NJ Man Sentenced to 17 Months for Offering Bribes to Postal Workers
A New Jersey man will be spending almost the next year and a half behind bars after admitting to bribing postal service workers to steal checkbooks and credit cards from the mail.
U.S. Attorney Rachael A. Honig says 23-year-old Jabre Beauvoir of Elizabeth was sentenced to 17 months in prison on one count of bribery.
Officials say the scheme began in the summer of 2019 when,
"Beauvoir offered bribes to USPS employees to steal mail containing check books and credit cards. Beauvoir typically offered $100 per package of check books or credit cards to induce USPS employees to steal such mail matter and deliver it to him.
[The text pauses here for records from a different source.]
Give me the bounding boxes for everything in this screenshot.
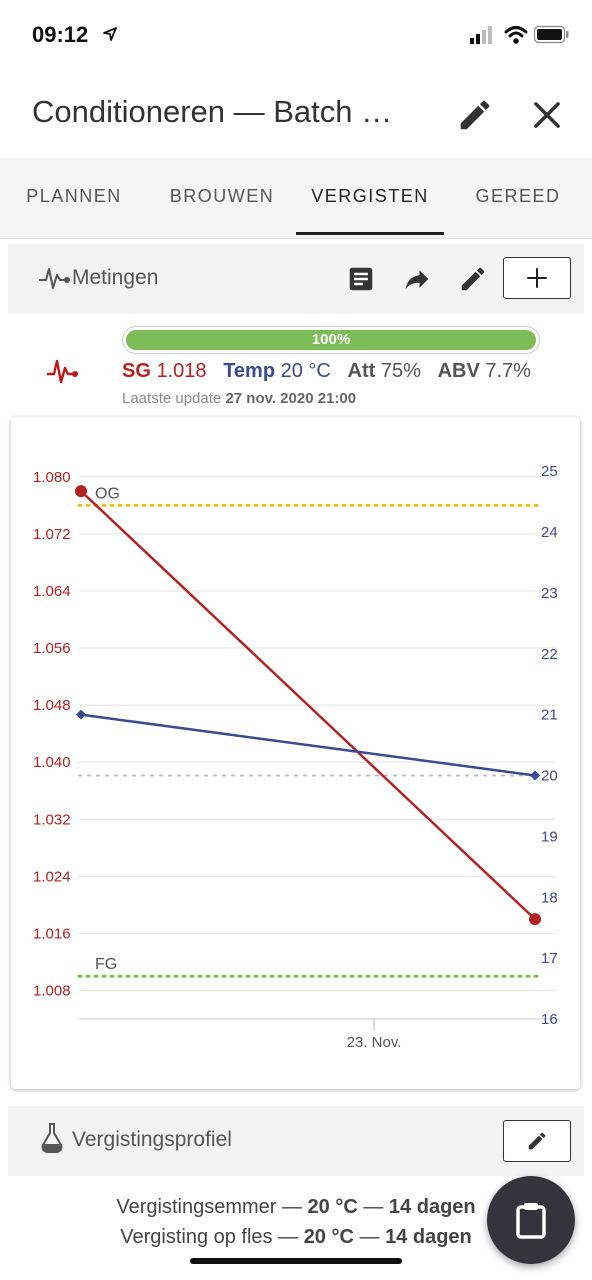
clipboard-icon: [516, 1203, 546, 1239]
y-right-tick-label: 24: [541, 524, 558, 541]
separator: —: [353, 1226, 386, 1248]
y-left-tick-label: 1.080: [33, 469, 71, 486]
battery-icon: [533, 25, 569, 44]
sg-label: SG: [122, 360, 151, 382]
y-right-tick-label: 17: [541, 950, 558, 967]
status-bar: 09:12: [0, 0, 592, 72]
profile-item-temp: 20 °C: [303, 1226, 354, 1248]
sg-value: 1.018: [156, 360, 207, 382]
temp-label: Temp: [223, 360, 276, 382]
location-arrow-icon: [102, 26, 118, 47]
pencil-icon: [528, 1132, 546, 1150]
y-right-tick-label: 21: [541, 707, 558, 724]
profiel-title: Vergistingsprofiel: [72, 1128, 232, 1151]
tab-gereed[interactable]: GEREED: [475, 186, 561, 206]
status-time: 09:12: [32, 22, 89, 47]
wifi-icon: [504, 26, 528, 44]
reference-label-og: OG: [95, 485, 120, 502]
fermentation-progress: 100%: [122, 326, 540, 354]
data-point: [530, 770, 540, 781]
y-right-tick-label: 19: [541, 828, 558, 845]
data-point: [76, 709, 86, 720]
y-left-tick-label: 1.008: [33, 982, 71, 999]
close-button[interactable]: [528, 96, 566, 134]
pencil-icon: [460, 100, 490, 130]
abv-value: 7.7%: [485, 360, 531, 382]
tab-plannen[interactable]: PLANNEN: [26, 186, 122, 206]
metingen-title: Metingen: [72, 266, 159, 289]
pencil-icon[interactable]: [458, 264, 488, 294]
add-measurement-button[interactable]: [503, 257, 571, 299]
cellular-signal-icon: [470, 26, 492, 44]
profiel-header: Vergistingsprofiel: [8, 1106, 584, 1176]
progress-label: 100%: [311, 331, 351, 348]
measurement-chart: 1.008 1.016 1.024 1.032 1.040 1.048 1.056 1.064…: [33, 463, 558, 1051]
last-update-value: 27 nov. 2020 21:00: [225, 390, 357, 407]
status-icons: [470, 24, 570, 53]
last-update: Laatste update 27 nov. 2020 21:00: [122, 390, 356, 407]
profile-item: Vergistingsemmer — 20 °C — 14 dagen: [0, 1192, 592, 1222]
edit-profile-button[interactable]: [503, 1120, 571, 1162]
plus-icon: [527, 268, 547, 288]
active-tab-indicator: [296, 232, 444, 235]
series-line-0: [80, 490, 536, 921]
separator: —: [272, 1226, 304, 1248]
progress-fill: [126, 330, 536, 350]
profile-item-name: Vergistingsemmer: [116, 1196, 277, 1218]
profile-item-name: Vergisting op fles: [120, 1226, 273, 1248]
series-line-1: [80, 713, 536, 777]
separator: —: [357, 1196, 389, 1218]
profile-item-duration: 14 dagen: [388, 1196, 476, 1218]
tab-vergisten[interactable]: VERGISTEN: [311, 186, 429, 206]
flask-icon: [40, 1122, 64, 1159]
separator: —: [276, 1196, 308, 1218]
data-point: [75, 485, 87, 498]
metingen-header: Metingen: [8, 244, 584, 314]
last-update-label: Laatste update: [122, 390, 222, 407]
att-label: Att: [347, 360, 376, 382]
y-right-tick-label: 20: [541, 768, 558, 785]
tab-bar: PLANNEN BROUWEN VERGISTEN GEREED: [0, 158, 592, 239]
share-icon[interactable]: [402, 264, 432, 294]
y-right-tick-label: 23: [541, 585, 558, 602]
metrics-summary: 100% SG 1.018 Temp 20 °C Att 75% ABV 7.7…: [0, 318, 592, 413]
clipboard-fab-button[interactable]: [487, 1176, 575, 1264]
heartbeat-icon: [38, 264, 72, 297]
measurement-chart-card: 1.008 1.016 1.024 1.032 1.040 1.048 1.056 1.064…: [11, 417, 580, 1089]
profile-list: Vergistingsemmer — 20 °C — 14 dagen Verg…: [0, 1192, 592, 1252]
y-left-tick-label: 1.064: [33, 583, 71, 600]
stats-line: SG 1.018 Temp 20 °C Att 75% ABV 7.7%: [122, 360, 531, 383]
profile-item-duration: 14 dagen: [385, 1226, 472, 1248]
reference-label-fg: FG: [95, 956, 117, 973]
y-left-tick-label: 1.032: [33, 811, 71, 828]
x-tick-label: 23. Nov.: [347, 1034, 402, 1051]
data-point: [529, 913, 541, 926]
y-right-tick-label: 18: [541, 889, 558, 906]
app-header: Conditioneren — Batch …: [0, 72, 592, 158]
att-value: 75%: [380, 360, 421, 382]
y-left-tick-label: 1.024: [33, 868, 71, 885]
tab-brouwen[interactable]: BROUWEN: [169, 186, 275, 206]
list-icon[interactable]: [346, 264, 376, 294]
profile-item-temp: 20 °C: [307, 1196, 358, 1218]
close-icon: [534, 102, 560, 128]
y-left-tick-label: 1.072: [33, 526, 71, 543]
page-title: Conditioneren — Batch …: [32, 94, 393, 129]
y-left-tick-label: 1.056: [33, 640, 71, 657]
heartbeat-icon: [46, 356, 80, 391]
abv-label: ABV: [437, 360, 480, 382]
profile-item: Vergisting op fles — 20 °C — 14 dagen: [0, 1222, 592, 1252]
y-left-tick-label: 1.040: [33, 754, 71, 771]
temp-value: 20 °C: [280, 360, 331, 382]
y-right-tick-label: 22: [541, 646, 558, 663]
edit-batch-button[interactable]: [456, 96, 494, 134]
y-right-tick-label: 16: [541, 1011, 558, 1028]
y-left-tick-label: 1.016: [33, 925, 71, 942]
y-left-tick-label: 1.048: [33, 697, 71, 714]
y-right-tick-label: 25: [541, 463, 558, 480]
home-indicator: [190, 1258, 402, 1264]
It was further part of the scheme that Beauvoir and others then posed as the actual accountholders to whom the check books or credit cards originally were mailed by fraudulently signing checks, activating the stolen credit cards, and fraudulently using them."
Once out of jail, Beauvoir will be under three years of supervised release and will need to pay nearly $24,000 in restitution.
Honig thanked the numerous law enforcement agencies that worked on this case, including the U.S. Postal Inspection Service, the U.S. Secret Service, New Jersey State Police, and the Elizabeth and Secaucus Police Departments.